Replaced the non-running scaffold with a self-contained trigger.c that performs the disk-open + socketpair + DIOCRECLUSTER setup itself (the original kdmsg_stackoverflow.c only built wire bytes and expected a caller-supplied fd, so it could never run). Added a drain thread to avoid kernel-writer backpressure deadlock, a depth CLI arg (default 300), and stderr progress markers. Added build.sh/run.sh (run.sh kills the boot-time hammer2 cluster daemon to free the disk iocom -- required because the daemon pre-connects every disk iocom at boot via DIOCRECLUSTER (sbin/hammer2/cmd_service.c:898), deadlocking kdmsg_iocom_reconnect at kern_dmsg.c:141). Kept kdmsg_stackoverflow.c as the minimal wire-format reference. Wrote VERDICT.md, README.md, manifest.json, and full untrimmed logs.

Verified recommended fix

Add a depth field to struct kdmsg_state and cap circuit nesting at 32 in the CREATE path (reject over-deep CREATEs with EINVAL); bounds the recursion that overflows the kernel stack.
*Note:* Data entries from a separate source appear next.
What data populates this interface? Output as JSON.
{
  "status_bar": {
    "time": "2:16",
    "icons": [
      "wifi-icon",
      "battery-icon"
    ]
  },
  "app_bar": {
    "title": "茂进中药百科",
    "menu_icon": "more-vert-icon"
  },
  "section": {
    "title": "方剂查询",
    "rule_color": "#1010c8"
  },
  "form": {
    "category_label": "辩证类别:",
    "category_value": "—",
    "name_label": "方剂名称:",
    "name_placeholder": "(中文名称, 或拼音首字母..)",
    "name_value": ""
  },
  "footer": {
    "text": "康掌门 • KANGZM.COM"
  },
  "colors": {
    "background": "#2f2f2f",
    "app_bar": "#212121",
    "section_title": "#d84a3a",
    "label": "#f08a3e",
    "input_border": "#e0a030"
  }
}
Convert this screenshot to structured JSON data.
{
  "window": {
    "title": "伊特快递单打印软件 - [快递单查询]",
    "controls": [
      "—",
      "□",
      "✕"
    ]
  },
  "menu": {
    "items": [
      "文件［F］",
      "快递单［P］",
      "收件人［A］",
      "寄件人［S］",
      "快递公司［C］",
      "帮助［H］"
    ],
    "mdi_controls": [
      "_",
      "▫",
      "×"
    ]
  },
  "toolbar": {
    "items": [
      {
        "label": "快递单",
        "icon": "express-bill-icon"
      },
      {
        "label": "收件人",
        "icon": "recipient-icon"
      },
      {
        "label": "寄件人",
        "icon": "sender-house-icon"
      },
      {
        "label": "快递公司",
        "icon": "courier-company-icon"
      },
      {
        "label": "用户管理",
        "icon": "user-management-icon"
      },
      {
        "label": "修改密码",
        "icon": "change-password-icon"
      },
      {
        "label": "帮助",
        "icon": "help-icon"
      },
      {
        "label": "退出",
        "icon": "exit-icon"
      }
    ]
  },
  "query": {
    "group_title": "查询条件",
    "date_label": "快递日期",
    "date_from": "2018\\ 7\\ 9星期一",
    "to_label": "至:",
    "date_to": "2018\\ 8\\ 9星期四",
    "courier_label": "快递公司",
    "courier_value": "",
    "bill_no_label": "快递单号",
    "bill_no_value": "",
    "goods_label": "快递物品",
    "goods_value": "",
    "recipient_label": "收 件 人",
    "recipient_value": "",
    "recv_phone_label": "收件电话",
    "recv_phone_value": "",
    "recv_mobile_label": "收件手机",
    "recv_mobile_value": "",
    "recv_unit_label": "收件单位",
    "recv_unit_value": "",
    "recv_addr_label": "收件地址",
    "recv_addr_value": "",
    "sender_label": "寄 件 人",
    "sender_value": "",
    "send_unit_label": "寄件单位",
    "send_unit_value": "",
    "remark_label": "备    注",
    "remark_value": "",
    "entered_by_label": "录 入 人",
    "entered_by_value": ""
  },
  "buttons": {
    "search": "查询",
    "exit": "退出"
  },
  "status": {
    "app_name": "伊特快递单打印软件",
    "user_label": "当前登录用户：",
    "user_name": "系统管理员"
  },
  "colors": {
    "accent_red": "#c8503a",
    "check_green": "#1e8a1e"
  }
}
See findings/poc/DF-0017/fix.diff.

Verdict

REPRODUCED on DragonFly master DEV v6.5.0.1712.g89e6a-DEVELOPMENT. I solved the prior 'inconclusive' iocom-fd blocker: a self-contained trigger.c opens /dev/vbd0, builds an AF_UNIX socketpair, and attaches one end to the kernel disk DMSG iocom via DIOCRECLUSTER (subr_diskiocom.c:116/141), then writes a 300-deep circuit-nested CREATE chain + a root DELETE. Driving teardown hits the unbounded recursion in kdmsg_simulate_failure (kern_dmsg.c:1346) and kdmsg_state_dying (kern_dmsg.c:1428) -- struct kdmsg_state (dmsg.h:735) has no depth field -- which exhausts the 16 KB LWKT thread stack (thread.h:472) and panics with a deterministic 'Fatal double fault' (rsp page-aligned == rbp; total stack exhaustion). A control run at depth=5 does NOT panic, proving the failure is depth/recursion-driven; the panic reproduced twice identically. No guard page on the LWKT stack (vm_extern.h:131) so it is also an uncontrolled kernel memory-corruption primitive, but the reliable impact is the DoS. Local vector needs root/operator (/dev/vbd0 is root:operator, maxx is denied); the remote HAMMER2-relay vector is unauthenticated (LNK_AUTH unimplemented, receive-side CRC not verified at kern_dmsg.c:343).